DIAC case officers response was vague at best and didn't address anything I really asked, they said that _"due the case load they get its a post requirement that we supply a form 1229 completed by the father. However, occasionally, there are instances where the consent of the non-migrating parent cannot be obtained and the applicant is therefore requested to provide a statement outline the facts? and under special circumstances the deciding officer may not require it."_

Now we don't know where the father is, but we maybe could track him down though family if we had to, but he wouldn't sign the form anyway, out of spite.

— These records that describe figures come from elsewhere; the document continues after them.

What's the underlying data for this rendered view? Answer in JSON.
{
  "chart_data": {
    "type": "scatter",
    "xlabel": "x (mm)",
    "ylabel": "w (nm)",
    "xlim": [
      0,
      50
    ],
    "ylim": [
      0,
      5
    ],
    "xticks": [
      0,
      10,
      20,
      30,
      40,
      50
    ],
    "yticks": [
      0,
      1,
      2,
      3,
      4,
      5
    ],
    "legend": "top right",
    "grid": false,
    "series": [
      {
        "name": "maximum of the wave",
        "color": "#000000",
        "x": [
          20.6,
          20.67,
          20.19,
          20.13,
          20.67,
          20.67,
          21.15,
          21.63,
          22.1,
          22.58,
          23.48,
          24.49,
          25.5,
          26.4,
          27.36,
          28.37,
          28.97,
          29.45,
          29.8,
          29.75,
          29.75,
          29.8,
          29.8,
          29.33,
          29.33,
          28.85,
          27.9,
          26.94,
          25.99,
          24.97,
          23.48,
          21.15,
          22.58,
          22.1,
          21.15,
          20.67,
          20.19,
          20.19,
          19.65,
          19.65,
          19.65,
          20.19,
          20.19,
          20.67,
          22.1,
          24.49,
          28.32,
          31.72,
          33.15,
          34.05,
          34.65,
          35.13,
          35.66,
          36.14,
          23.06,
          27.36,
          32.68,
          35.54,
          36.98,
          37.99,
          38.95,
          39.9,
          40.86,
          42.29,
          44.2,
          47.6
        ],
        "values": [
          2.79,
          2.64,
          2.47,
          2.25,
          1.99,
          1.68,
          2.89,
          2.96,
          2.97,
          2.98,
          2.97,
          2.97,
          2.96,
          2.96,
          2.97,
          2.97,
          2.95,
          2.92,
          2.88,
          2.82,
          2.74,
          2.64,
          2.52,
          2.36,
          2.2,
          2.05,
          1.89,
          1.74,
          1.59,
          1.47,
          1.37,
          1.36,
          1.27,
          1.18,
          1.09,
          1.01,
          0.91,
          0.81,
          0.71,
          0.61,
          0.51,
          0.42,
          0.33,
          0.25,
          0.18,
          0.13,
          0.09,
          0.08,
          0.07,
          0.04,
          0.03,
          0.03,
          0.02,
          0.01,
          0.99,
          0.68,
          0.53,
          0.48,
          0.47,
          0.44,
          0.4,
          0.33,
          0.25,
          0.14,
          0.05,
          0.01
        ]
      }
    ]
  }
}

Not sure what we should do has anyone else run it this sort of issue or have any suggestions?


----------



## MarkNortham (Dec 19, 2012)

Sounds like the father is a dead end - I would instead consider creating a formal statutory declaration describing the situation with as many statements of support and references to Thai law (perhaps from a Thai lawyer) as you can. Don't to it verbally - that's not going to get you anywhere with DIAC. It needs to be a formal submission with references to Thai law and the supporting statements.

Hope this helps -

Best,

Mark Northam


----------



## Phanom (Mar 14, 2013)

Thanks Mark, that is what we were thinking of doing. We just think its odd of DIAC to ask for additional consent when we have already supplied the custody documents stating the mother has full custody.

I have spoken to DIAC in Australia about it, and even they thought the request for consent was a bit odd given the law. They said the custody documents supplied should have been enough.

They said to do the Stat Dec and also to say to the case officer that if the visa is not going to be approved to let us know and we will withdraw the daughter from the application, so the wife's visa can be approved.

They said then apply for a Dependent Child Visa (Subclass 445), and deal with the issue then.

I am not sure if the case officer has looked at the application that well and that maybe is the issue, as they have asked us to supply answers to another couple of questions that were a bit odd, but already clearly answered in the application.


----------



## Phanom (Mar 14, 2013)

Just to update, my wife's and her daughters visa was granted without having to supply the signed consent. 

Just supplied a signed stat dec outline why we didn't supply the consent and included reference to Thai law to back up the sole custody.


----------